We stopped briefly at Jedburgh to photograph the ruin of an old abbey, after passing by a house Mary Queen of Scots had lived in. I took photographs but have no idea if I got the right one but no one will know the difference. We also stopped for coffee but Sue was instead was inspired to buy a new hat, meant as a compensation for not seeing Nessy. The result was ... well ... look at the photos. To think I wasn't allowed to buy a cape!

We climbed up into the Cheviot Hills, which form the divide between the old enemies, Scotland and England. It was bleak up there - rain driving in horizontally and the wind howling and for the first time I balked at venturing outside for the perfect shot, preferring to shoot from behind window glass instead. The complaints of those who were mad enough to do the opposite were enough compensation. I missed a big rock with England written on one side and Scotland on the other ... I've seen borders before. The rocks are much the same, only the names change.

Hadrian's Wall
On the way south we stopped in a small village hardly worthy of mention other than it gave us the chance to see a section of Hadrian's Wall. The Emperor Hadrian of Rome had instructed a wall be built across the top of England to keep the Celts at bay in the second century AD. It worked for a substantial time, mainly because it was accompanied by ditches and other defensive techniques but being made of sandstone, it eventually was taken by the elements. In the past few hundred years, the wall has been looted for building blocks for local houses. As a result, the section we looked at was perhaps 50m long and struggled to shin height but shot from the right angle, looked impressive.

We had a motorway stop for lunch and the rain kept falling.

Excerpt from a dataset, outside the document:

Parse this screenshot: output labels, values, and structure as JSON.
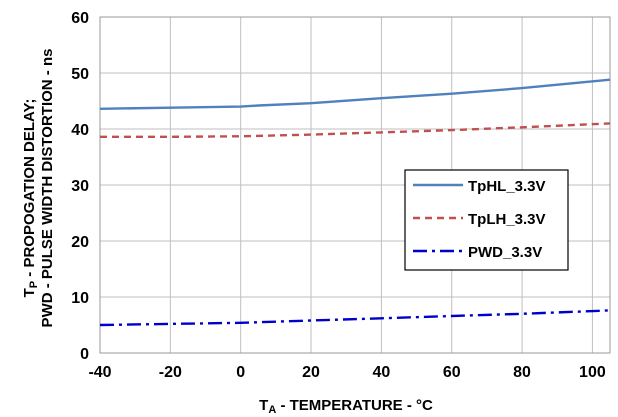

York was a mid afternoon stop of two and a half hours. Breaking away from the guided tour offered by the Director, Sue and I wandered lonely as clouds. The first discovery was the worst public toilet since leaving Australia. The cubicle I used had just been vacated by a guy shooting up but was the only one with a lock. Blokes were standing around in there for no apparent reason other than that which was apparent. The ladies was barely different.

The city wall at York
Not surprisingly, things improved. We found a nice coffee shop where we had cheap viddles and drinks. You rolled a dice to determine the price you paid. I rolled low, which was a bonus. We went for a lovely leisurely walk about the old part of the town; found another public toilet where you paid to pee and it was clean, efficient and safe; walked along the wall which still surrounds the city in many places; and finished in a park full of geese beside the river Ouse (as in ooze).

The last part of the afternoon was used in driving to Sheffield.

Unfortunately but not unexpectedly, the touring party are coming apart at the seams. The confines of touring life in a coach are too close for some and tempers are beginning to fray and polite ignorance is being replaced with indifference towards others feelings etc. Bring on tomorrow afternoon and our own freedom for a week in London by ourselves.

Nice dinner tonight and a few drinks afterwards with Kevin and Amanda and the some very pleasant Kiwis, who told me earlier that I look Rolf Harris ... fancy that!